Necessity is the mother of invention
There's no denying it--without the right clothing, Minnesota winters are unbearable. Comfy outerwear is essential, of course, but we all know that it's what's underneath that really counts.
No one knew this better than entrepreneurs Frank H. Page, Edward O. Tuttle, and George D. Munsing, who founded Minneapolis's Northwestern Knitting Company in 1887 with the express purpose of making simple, comfortable undergarments. The company began by making high-quality custom products but hit its stride by embracing mass production. Much of the company's early success hinged on the patents filed by George Munsing, a tireless inventor. In 1888, for example, he patented a woolen knit fabric sure to please his customers: "It will be readily understood," according to the patent description, "that the desirable qualities of a fabric for this purpose are that it shall be heavy enough to be sufficiently warm; that it shall also have a fine attractive, and handsomely finished outer surface and a soft but smooth under surface that will not irritate the flesh of the wearer."
In 1919, the company was renamed Munsingwear. By then its place in the underwear industry was secure, thanks to its prodigious output of the humble yet essential union suit. Munsingwear's signature product was affordable (due to the company's well-honed production techniques), comfortable (due to Munsing's patented knitting techniques), and ubiquitous (due to Munsingwear's savvy marketing). With its 1897 appearance in the Ladies' Home Journal, the company became the first to place an underwear ad in a national magazine. In 1917, the company's output was 30,000 garments a day. By 1923, Munsingwear, Inc., was the largest manufacturer in the world producing underwear under one trademark. It was also Minnesota's largest employer of women--85 percent of its 3,000 employees were female.

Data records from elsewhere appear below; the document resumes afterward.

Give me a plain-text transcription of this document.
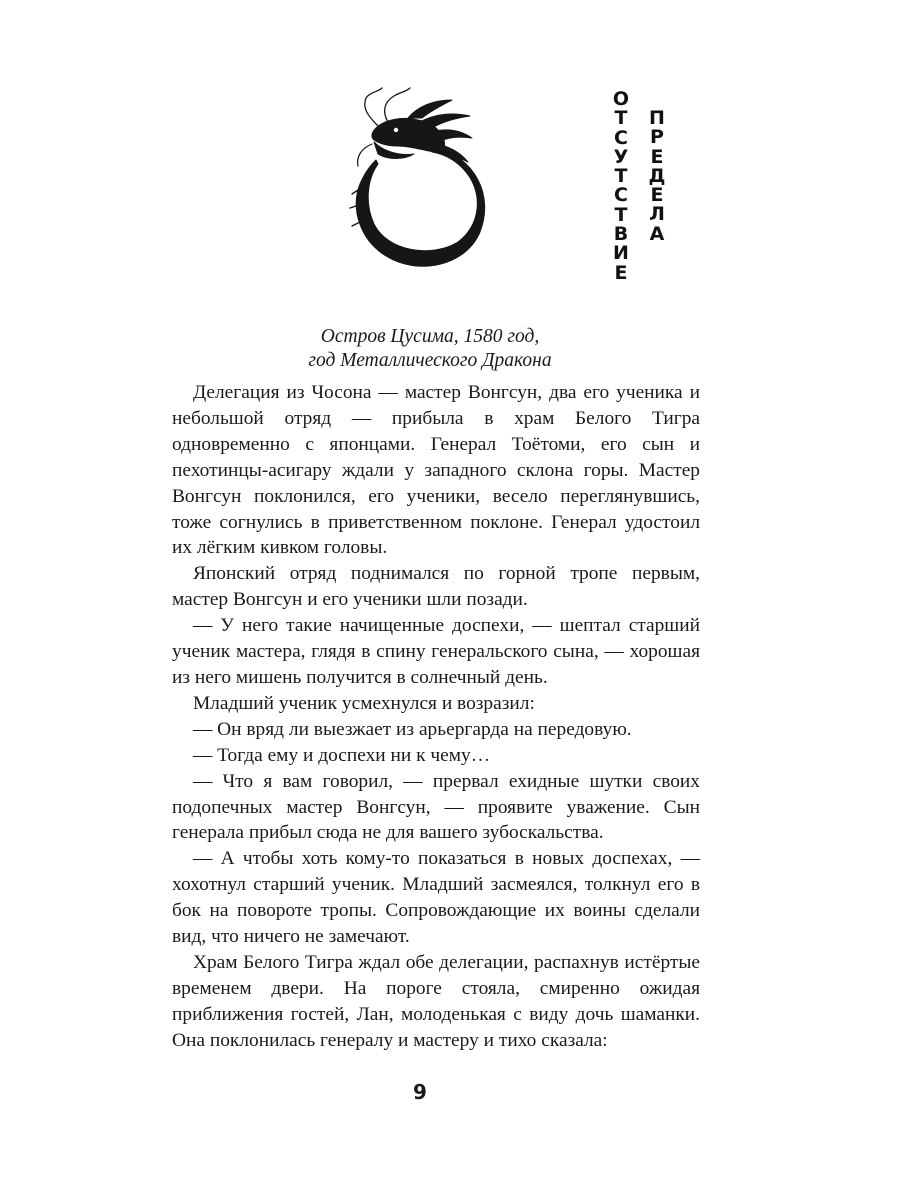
О
Т
С
У
Т
С
Т
В
И
Е
П
Р
Е
Д
Е
Л
А
Остров Цусима, 1580 год,
год Металлического Дракона

Делегация из Чосона — мастер Вонгсун, два его ученика и небольшой отряд — прибыла в храм Белого Тигра одновременно с японцами. Генерал Тоётоми, его сын и пехотинцы-асигару ждали у западного склона горы. Мастер Вонгсун поклонился, его ученики, весело переглянувшись, тоже согнулись в приветственном поклоне. Генерал удостоил их лёгким кивком головы.

Японский отряд поднимался по горной тропе первым, мастер Вонгсун и его ученики шли позади.

— У него такие начищенные доспехи, — шептал старший ученик мастера, глядя в спину генеральского сына, — хорошая из него мишень получится в солнечный день.

Младший ученик усмехнулся и возразил:

— Он вряд ли выезжает из арьергарда на передовую.

— Тогда ему и доспехи ни к чему…

— Что я вам говорил, — прервал ехидные шутки своих подопечных мастер Вонгсун, — проявите уважение. Сын генерала прибыл сюда не для вашего зубоскальства.

— А чтобы хоть кому-то показаться в новых доспехах, — хохотнул старший ученик. Младший засмеялся, толкнул его в бок на повороте тропы. Сопровождающие их воины сделали вид, что ничего не замечают.

Храм Белого Тигра ждал обе делегации, распахнув истёртые временем двери. На пороге стояла, смиренно ожидая приближения гостей, Лан, молоденькая с виду дочь шаманки. Она поклонилась генералу и мастеру и тихо сказала:

9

Business remained brisk over the years. Munsingwear made its last union suit in 1969, but by then the company had diversified and was making a range of products, from Vassarette undergarments for women to Grand Slam golf shirts for men (remember the penguin logo?). Munsingwear's Minneapolis production plant, built in 1915, closed in 1981. The building is now known as International Market Square. Minneapolis Star and Tribune columnist Jim Klobuchar spoke for many with his memories of the company's most notable product: "For generations, nobody made longjohns like Munsingwear. We wore them every day for seven months at a time in northern Minnesota. Every Monday was a reveille for the town's longjohns. They were marshaled in white regiments on the wash line, hanging in frozen attention."